Julia largou sua tesoura no piso frio, e seguiu à varanda, deixando passos de terra pela sala. Carregava um prato de barro, com pétalas secas oriundas da limpeza do jardim. E lá, decidiram que celebrariam a solidão do casal com as pessoas invisíveis....
Era dia 24. Voltaram do mercado com dezenas de pacotes de macarrões sem ovos, (parafuso, que é mais fácil de comer) temperos, óleo e sal. Lúcio deixou Julia em casa, esvaziou a sacola e correu para pegar o fim da feira. Conseguiu cerca de seis quilos de tomate quase bons, por R$ 3,00. Tomates que seriam dispensados por caírem no chão, ou por terem sido amassados pelas mãos apressadas e rígidas de D. Maria. Tomates tão maduros, de vermelhos surpreendentes, pesados de tanto suco.
Julia bateu os tomates com sal, azeite e um copo de vinho. Acrescentou água para render. No antigo caldeirão, até então inutilizável desde que pertencera a numerosa família de Lúcio, ferveram água para coser toda aquela massa.
Às 20h abriram as portas da garagem vazia, só ocupada por duas bicicletas e vasos vazios, e posicionaram duas mesas na entrada. No caldeirão, a massa já com um fervente molho de tomate e folhas de manjericão espalharam seu aroma competindo com o cheiro de urina das calçadas. A batalha convidou homens e mulheres de rostos comuns, a perguntarem o que era aquilo tudo. Julia serviu um prato e ofereceu ao senhor de barbas brancas, unhas longas e grossas, que sorriu com poucos dentes.

- Pra mim?

Como comeu. Em alguns minutos a porta de Julia e Lúcio estava lotada de pessoas. Já não era o cheiro do molho que prevalecia, nem o sentimento de caridade. O odor de suor e urina ilustravam as conversas honestas e o sorriso sem graça do...:

- Acabou!

Nem por isso as pessoas sumiram. Julia e Lúcio sentaram na calçada e ouviram histórias comoventes. Pouco importava o que era verdade. Aquele momento era tudo real. De famílias ricas e homens perdido, da maldita da cachaça ao veneno confortável do crack, todos ali tinham suas histórias e a necessidade de compartilhar, de se sentir vivo.
Julia chorou de um lado, abraçando a mulher sem nome, cuja maça do rosto estava roxa. Lúcio ria com Sebastião, sábio nordestino que se recusava a voltar pra família humilhado pela metrópole. E entre momentos, ambos conheceram Rodrigo. Menino caiçara, de 23 anos e pele marcada. Olhos cansados de uma vida longa, de estradas solitárias. Rodrigo falava abertamente sobre seu consumo de pedra e a maldição de sua existência. De fala firme e voz rouca, se deixava enfurecer com qualquer piada ou ações desagradáveis de outros bêbados que dividiam a mesma situação de rua. Falava de Deus como se o conhecesse de perto, e sabia que "o retorno de Jesus está próximo". Exibia tamanha segurança, acreditando que tudo não passava de momentos. Momentos egoístas de pessoas do bem ou momentos bons de pessoas egoístas. Tudo fazia sentido em seu discurso, mas dividiu com o casal o peso da solidão:

- Na rua tem todo mundo. Todo mundo se conhece e pá. Mas é na hora de dormir que bate a solidão, ta ligado?!! Cara... é muito foda tá sozinho. Nem é o frio que pega, ou os bicho, a polícia, ta ligado?! É o receio de acordar sozinho de novo. Comê?... bom ou ruim nóis come, agora tê alguém assim, pra conversa mesmo, e um carinho e pá... é embaçado. - Sorrindo, sem jeito.

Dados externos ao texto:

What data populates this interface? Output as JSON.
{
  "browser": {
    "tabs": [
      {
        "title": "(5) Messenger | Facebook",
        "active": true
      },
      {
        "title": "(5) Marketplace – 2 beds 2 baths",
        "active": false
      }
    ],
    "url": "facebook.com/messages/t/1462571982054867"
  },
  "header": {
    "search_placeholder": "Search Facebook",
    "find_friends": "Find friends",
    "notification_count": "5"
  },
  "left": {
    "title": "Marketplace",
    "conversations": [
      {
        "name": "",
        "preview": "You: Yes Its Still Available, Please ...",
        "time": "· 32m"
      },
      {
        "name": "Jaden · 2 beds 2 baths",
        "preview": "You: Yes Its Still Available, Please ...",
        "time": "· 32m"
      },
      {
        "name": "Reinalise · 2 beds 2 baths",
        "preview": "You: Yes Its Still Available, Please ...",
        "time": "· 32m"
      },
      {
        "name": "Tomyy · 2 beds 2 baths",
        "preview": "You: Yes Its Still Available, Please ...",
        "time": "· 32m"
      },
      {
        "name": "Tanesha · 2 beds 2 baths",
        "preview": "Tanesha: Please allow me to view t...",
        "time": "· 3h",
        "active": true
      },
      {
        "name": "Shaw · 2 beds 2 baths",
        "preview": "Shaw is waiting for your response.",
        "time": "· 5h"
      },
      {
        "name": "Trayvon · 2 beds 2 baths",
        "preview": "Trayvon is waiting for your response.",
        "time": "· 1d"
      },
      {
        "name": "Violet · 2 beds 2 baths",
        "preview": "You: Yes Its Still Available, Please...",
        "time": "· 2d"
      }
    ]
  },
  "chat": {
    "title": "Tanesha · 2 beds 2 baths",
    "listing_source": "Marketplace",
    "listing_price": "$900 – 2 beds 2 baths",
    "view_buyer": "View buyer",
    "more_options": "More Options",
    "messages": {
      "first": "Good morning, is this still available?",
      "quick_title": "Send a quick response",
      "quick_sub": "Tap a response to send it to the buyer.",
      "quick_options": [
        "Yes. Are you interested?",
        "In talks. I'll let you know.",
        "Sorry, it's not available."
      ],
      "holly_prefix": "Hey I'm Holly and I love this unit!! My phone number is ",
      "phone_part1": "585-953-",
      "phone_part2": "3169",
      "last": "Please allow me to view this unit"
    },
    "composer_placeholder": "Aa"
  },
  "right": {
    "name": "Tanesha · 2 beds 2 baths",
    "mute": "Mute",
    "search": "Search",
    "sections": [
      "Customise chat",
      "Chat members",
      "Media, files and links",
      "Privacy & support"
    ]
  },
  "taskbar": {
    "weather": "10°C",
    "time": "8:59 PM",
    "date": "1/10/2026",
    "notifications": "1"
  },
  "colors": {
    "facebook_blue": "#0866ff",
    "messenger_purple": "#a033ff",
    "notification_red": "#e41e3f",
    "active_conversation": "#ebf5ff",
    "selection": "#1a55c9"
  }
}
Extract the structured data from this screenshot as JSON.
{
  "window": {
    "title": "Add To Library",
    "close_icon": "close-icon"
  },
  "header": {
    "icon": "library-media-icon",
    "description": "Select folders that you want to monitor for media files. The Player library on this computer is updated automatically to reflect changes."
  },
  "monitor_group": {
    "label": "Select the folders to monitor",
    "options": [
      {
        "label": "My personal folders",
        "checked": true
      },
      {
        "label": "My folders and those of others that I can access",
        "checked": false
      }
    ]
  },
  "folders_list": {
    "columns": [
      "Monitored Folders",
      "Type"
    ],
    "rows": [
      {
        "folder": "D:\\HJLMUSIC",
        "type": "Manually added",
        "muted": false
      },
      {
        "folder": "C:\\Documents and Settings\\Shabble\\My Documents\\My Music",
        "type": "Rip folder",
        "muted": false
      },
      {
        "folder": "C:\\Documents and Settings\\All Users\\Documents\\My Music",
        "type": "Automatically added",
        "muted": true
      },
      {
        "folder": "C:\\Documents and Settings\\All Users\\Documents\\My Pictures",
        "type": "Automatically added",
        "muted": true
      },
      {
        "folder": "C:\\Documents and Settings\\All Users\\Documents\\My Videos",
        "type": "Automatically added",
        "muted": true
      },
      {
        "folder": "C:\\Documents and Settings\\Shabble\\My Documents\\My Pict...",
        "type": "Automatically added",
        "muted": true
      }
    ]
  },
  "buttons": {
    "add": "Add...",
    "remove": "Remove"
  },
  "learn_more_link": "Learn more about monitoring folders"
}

Rodrigou disse ao casal, que eles não faziam ideia do que era abrir os portões daquele jeito e ouvir as pessoas. Disse com certeza, de que, na maioria das vezes, mais do que comida e roupa, eles precisam mesmo é de ouvidos. Lembrar de quem são, perceber que estão vivos. Rodrigo confessou, já quando os fogos começaram e poucos restaram, que nem havia vontade de fumar a pedra que guardara para o "momento de Jesus". Eram quase 23h.

- É... agora é que as famílias troca os presente e tal. Dá abraço e senta pra comê. Daí eu já preparo minha pedra e vou de encontro com meu Salvador, ta ligado?!! É no colo Dele, estas hora, que dá pra segurar.

Passaram aquela meia noite juntos, os três. Com alguns cães que apareceram assustados pelas bombas, estavam em seis, sete. Rodrigo conhecia todos. Ou os nomeava assim que se aproximavam. Até que a noite silenciou. Rodrigo se despediu, agradeceu novamente e encheu o casal de palavras benditas. Seguiu, com quatro cães o seguindo. Julia e Lúcio entraram com dois dos cães que ficaram. Serviu-lhes água, comida e cobertor. Quase embriagados e em silêncio, deitaram sem trocar uma palavra.
Na manhã seguinte, os cães era o assunto. Xixi aqui, cocô ali, pêlos no ar e rabos abanadores. Julia e Lúcio reconheciam nos latidos a alegria de uma família. Decidiram ficar com o casal. Gárgula e Mandrágora.
Durante o café, Julia quebrou um silêncio cumprido compartilhando alguma fala de Rodrigo. Lúcio sorriu e confessou que não tirara o garoto da cabeça pela noite inteira. Julia apertou os olhos, num foco distante.

- Eu também não...

A semana passou e só dia 31 Julia parou. Gostaria de descansar para que pudessem festejar a noite. Aproveitar um ao outro, os cães, a casa, as flores...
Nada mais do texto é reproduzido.